Proposal For Open-Source Benchmarks

← Back to Stories (view on slashdot.org)

Proposal For Open-Source Benchmarks

Posted by Hemos on Friday April 14, 2000 @06:28AM from the but-what-about-winmarks dept.

nd writes: "Van Smith from Tom's Hardware has written a proposal that calls for open source benchmarking. He talks about the need for increasing the objectivity of benchmarking. The proposal is basically to develop a suite of open-source benchmarking tools and new methodologies. It's a rather dramatic column, as he discusses Transmeta, bias towards Intel, among other things. " Well, once you get through the inital umpteen pages of preamble, the generically named A Modest Proposal is the actual point. Interesting idea - but I shall weep for the passing of bogo-MIPs as the definitive measure of system performance. *grin*

11 of 118 comments (clear)

Min score:

Reason:

Sort:

"Open source" ideology by Anonymous Coward · 2000-04-14 00:54 · Score: 3

You know I'm getting somewhat sick of the whole open source thing. At first I thought it was a Good Thing, a way to allow people to collaborate on code and to keep it from being stolen. But gradually I am becoming more and more cynical about it - not so much the concept, but more the zealotry that surrounds it.
Just look at the title of the article linked in this story - "A Call to Arms - A Proposal for Open-Source Benchmarks". WTF? Why is this a call to arms? Isn't this just a bit rabid for what is, after all, just an article about benchmarks. Benchmarks may be important, but they're not worth getting worked up over.
And then the first page of the article is a rambling piece of tabloid "cyber"-journalism far worse than even Jon Katz has ever managed. Why is this diatribe necessary? Surely we all know what open-source is, and we all realise that the net has changed a lot of things. No, it's the same thing I see again and again - the zealotry of the open source proponent who feels the need for grand rhetoric and buzzword-filled arguments.
There is an ideology behind open source, and a good one, but it has been taken too far. Richard Stallman is not the best person to represent such a diverse group of people - his radical politics and hatred of commercialism make him quick with the denounciation of anything he disagrees with, like the name Linux - after all, he'd rather it was "GNU/Linux" or even worse "Lignux". This kind of ideological zeal is certainly putting me off of the idea, and others I'm sure too, but there seems to be a never-ending parade of people willing to subscribe to his beliefs and zealotry.
Anyway, what I'd like to see is a return to what open source is about - writing good, free code for the use of all. There's no need for flaming attacks on closed-source software or whatever - that shouldn't be the point of open source, and is just a waste of time better spent coding. Unfortunately /. seems to provoke this kind of hysteria, but even with this I'll still read it :)
If you disagree, feel free to reply. Nicely :)
Funny... by Anonymous Coward · 2000-04-14 00:55 · Score: 4

Tom: "Open Source Babble Transmeta Crusoe Linux Ramble Internet Cyber-World Paradigm Revolution"
Slashdot Multitudes: Yay! (clapclapclapclap)

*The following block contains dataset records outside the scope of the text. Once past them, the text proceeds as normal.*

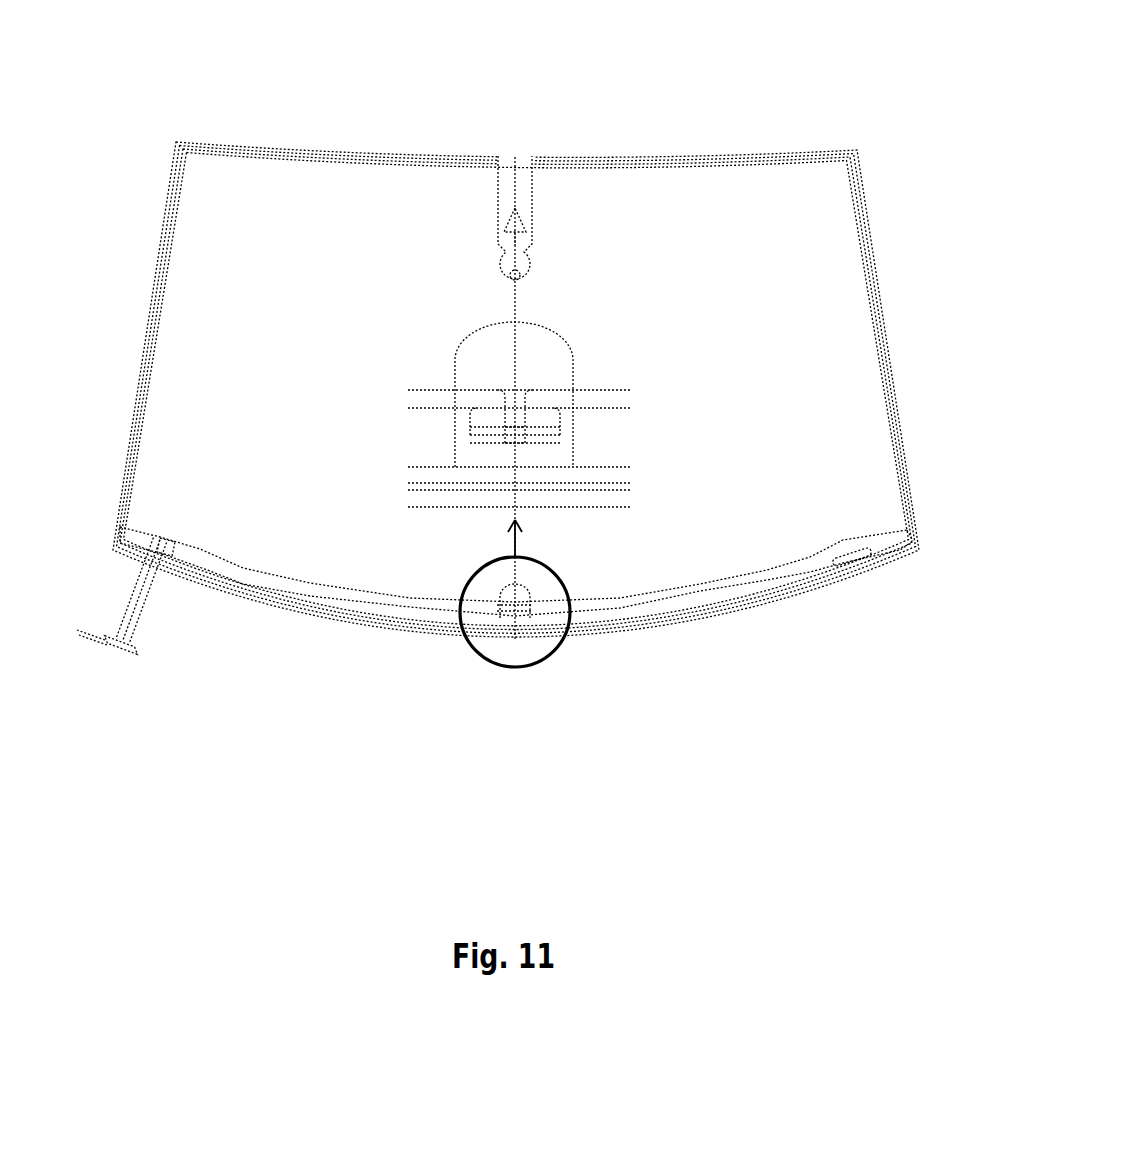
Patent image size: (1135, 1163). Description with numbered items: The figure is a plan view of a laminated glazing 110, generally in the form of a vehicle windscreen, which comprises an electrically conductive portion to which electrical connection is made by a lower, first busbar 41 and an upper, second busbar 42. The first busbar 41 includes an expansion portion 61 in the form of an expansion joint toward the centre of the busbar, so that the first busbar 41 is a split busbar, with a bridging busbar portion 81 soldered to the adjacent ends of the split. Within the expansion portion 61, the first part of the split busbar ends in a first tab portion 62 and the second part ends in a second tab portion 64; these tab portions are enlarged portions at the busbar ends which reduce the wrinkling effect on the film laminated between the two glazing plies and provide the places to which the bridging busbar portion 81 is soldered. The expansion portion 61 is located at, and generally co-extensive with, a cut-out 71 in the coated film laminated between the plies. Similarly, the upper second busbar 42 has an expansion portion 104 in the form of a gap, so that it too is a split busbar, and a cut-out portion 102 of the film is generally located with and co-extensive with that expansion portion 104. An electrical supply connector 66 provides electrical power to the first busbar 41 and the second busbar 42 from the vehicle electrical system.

The laminated glazing 110 is at (756, 97).
The second busbar 42 is at (250, 157).
The first busbar 41 is at (600, 397).
The cut-out 71 is at (483, 332).
The cut-out portion 102 is at (498, 192).
The expansion portion 104 is at (508, 172).
The first tab portion 62 is at (490, 415).
The second tab portion 64 is at (537, 417).
The bridging busbar portion 81 is at (518, 437).
The expansion portion 61 is at (474, 663).
The electrical supply connector 66 is at (125, 647).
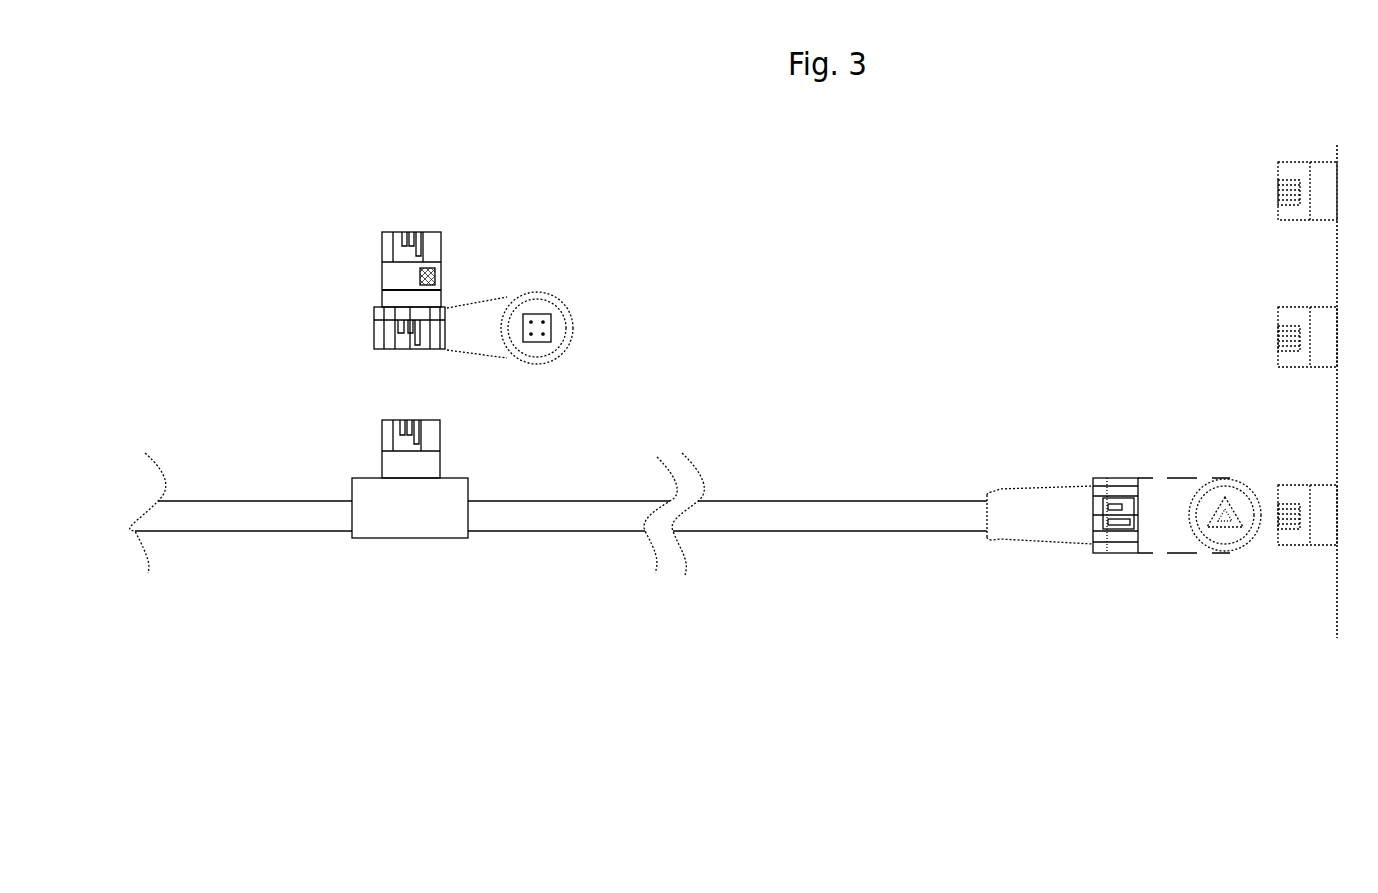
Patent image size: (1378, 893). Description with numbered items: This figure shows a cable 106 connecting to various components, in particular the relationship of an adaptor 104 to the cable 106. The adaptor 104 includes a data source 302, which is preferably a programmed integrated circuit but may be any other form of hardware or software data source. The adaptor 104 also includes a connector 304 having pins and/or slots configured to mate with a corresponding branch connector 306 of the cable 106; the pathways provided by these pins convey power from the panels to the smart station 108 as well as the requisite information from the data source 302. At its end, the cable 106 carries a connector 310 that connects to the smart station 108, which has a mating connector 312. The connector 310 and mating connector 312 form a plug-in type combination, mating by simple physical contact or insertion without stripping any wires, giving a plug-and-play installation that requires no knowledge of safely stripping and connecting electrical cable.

The adaptor 104 is at (370, 287).
The data source 302 is at (438, 263).
The connector 304 is at (368, 362).
The branch connector 306 is at (453, 440).
The cable 106 is at (598, 532).
The connector 310 is at (1087, 572).
The mating connector 312 is at (1275, 455).
The smart station 108 is at (1337, 610).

Jon Katz: "Open Source Babble Transmeta Crusoe Linux Ramble Internet Cyber-World Paradigm Revolution"
Slashdot Multitudes: Windbag! Parasite! Media Whore!(boooo, hissssss)
1. Re:Funny... by bgarcia · 2000-04-14 02:44 · Score: 4
  
  He has a point about... wait a sec... Jon, is that you?
  
  --
  I'm a leaf on the wind. Watch how I soar.
Read the HOWTO by pb · 2000-04-14 04:02 · Score: 3

Anyone remember the Benchmarking HOWTO?

There are *lots* of open-source benchmarks, and of course we can make new and better ones, and get a test suite together.

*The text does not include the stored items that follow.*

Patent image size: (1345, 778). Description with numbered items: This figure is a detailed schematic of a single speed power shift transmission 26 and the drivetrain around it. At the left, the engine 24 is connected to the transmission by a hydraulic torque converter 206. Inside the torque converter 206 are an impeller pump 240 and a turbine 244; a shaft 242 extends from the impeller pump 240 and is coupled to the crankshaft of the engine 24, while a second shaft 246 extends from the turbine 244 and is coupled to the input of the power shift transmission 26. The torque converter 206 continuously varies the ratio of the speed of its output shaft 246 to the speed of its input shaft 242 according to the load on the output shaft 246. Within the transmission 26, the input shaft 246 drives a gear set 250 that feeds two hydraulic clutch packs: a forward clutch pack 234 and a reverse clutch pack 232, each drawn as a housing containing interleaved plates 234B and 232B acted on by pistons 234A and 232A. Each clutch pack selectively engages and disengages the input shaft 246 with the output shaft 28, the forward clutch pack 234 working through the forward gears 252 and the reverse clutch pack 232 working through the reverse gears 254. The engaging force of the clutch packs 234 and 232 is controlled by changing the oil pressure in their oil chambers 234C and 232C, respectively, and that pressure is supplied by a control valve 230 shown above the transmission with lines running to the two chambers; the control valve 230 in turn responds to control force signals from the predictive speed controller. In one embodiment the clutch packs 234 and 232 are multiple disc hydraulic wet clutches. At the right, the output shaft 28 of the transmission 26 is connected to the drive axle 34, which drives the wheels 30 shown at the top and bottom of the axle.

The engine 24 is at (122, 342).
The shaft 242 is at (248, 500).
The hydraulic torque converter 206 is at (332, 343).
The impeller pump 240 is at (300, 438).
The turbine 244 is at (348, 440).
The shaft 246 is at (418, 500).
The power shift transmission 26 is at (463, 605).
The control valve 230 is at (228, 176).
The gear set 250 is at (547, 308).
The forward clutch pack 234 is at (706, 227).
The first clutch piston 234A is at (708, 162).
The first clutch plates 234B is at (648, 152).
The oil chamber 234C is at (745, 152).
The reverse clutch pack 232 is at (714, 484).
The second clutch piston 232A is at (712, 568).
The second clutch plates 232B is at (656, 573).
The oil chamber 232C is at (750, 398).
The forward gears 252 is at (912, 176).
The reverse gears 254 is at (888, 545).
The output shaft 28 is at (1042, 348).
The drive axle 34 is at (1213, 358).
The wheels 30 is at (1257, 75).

For starters, the LBT (Linux Benchmarking Toolkit):
Run the BYTEmarks (and the old UNIX ones too, they're funny), Whetstone, XBench... oh, and compile a stock kernel (and don't fiddle with the options, 2.0.0 was recommended then.)

Personally, I'd also suggest bonnie, it's a good benchmark for disk performance, but you'd have to have a range of options here. (testing disk performance and cache, so you'd really want a large number here too, just to be fair. 2*RAM?)

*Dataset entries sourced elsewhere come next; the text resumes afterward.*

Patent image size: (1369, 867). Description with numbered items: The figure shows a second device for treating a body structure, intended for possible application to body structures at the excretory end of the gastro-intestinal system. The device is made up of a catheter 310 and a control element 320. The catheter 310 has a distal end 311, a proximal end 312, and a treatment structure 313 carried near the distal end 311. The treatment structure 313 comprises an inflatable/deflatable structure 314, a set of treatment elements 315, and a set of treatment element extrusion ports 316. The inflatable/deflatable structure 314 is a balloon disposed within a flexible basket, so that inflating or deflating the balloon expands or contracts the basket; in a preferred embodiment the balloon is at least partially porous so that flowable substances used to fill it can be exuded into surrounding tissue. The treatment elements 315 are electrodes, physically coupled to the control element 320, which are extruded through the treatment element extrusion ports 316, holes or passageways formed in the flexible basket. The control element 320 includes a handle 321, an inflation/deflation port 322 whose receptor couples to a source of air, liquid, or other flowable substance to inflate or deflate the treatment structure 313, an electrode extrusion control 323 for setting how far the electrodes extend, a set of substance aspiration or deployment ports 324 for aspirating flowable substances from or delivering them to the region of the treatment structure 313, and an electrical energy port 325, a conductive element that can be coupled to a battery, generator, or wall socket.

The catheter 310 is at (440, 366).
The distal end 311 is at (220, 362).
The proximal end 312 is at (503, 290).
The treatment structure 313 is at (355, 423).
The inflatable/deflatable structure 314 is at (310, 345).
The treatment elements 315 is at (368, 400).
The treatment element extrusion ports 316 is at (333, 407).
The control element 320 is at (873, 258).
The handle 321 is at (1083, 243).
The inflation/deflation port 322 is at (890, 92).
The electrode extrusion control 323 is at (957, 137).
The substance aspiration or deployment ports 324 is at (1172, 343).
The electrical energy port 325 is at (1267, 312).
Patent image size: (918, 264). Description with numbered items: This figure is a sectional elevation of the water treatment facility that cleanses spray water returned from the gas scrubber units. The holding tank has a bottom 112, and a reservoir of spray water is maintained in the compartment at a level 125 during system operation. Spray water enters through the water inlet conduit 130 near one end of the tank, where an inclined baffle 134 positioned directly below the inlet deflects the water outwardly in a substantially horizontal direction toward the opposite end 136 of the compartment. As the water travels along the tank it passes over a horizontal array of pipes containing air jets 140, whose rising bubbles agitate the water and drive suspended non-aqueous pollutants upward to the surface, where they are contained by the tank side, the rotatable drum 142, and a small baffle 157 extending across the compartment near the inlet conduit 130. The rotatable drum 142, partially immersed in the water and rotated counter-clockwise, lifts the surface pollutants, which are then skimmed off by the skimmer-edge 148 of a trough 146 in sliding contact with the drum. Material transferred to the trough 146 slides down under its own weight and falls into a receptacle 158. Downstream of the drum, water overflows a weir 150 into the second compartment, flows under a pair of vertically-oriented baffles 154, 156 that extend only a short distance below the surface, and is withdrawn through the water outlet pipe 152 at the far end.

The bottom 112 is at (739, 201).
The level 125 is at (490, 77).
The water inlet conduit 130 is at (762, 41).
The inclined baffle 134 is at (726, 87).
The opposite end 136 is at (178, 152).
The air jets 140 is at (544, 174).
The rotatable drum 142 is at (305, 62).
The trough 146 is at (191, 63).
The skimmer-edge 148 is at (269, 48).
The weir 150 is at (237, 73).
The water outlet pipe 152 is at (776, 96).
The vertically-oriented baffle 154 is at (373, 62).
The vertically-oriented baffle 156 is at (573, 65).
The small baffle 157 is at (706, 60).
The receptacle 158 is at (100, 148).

Also, when RedHat boots up, it has those RAID checksumming tests, those are good. They test different implementations of the same algorithm, so they say a lot about the individual chip. (whether it likes MMX, works well with different optimizations, and whatnot)
---
pb Reply or e-mail; don't vaguely moderate.

--
pb Reply or e-mail; don't vaguely moderate.
Re:Uhhh....Yeah, but who will use it? by IntlHarvester · 2000-04-14 06:08 · Score: 3

Back in the old days, Cadillac shipped cars with 472 and 500 cubic inch engines (about 8 liters in modern terms). These things put out nearly 400 HP and buttloads of torque. With the exception of some muscle cars and the Corvette, Cadillacs were the fastest cars GM built.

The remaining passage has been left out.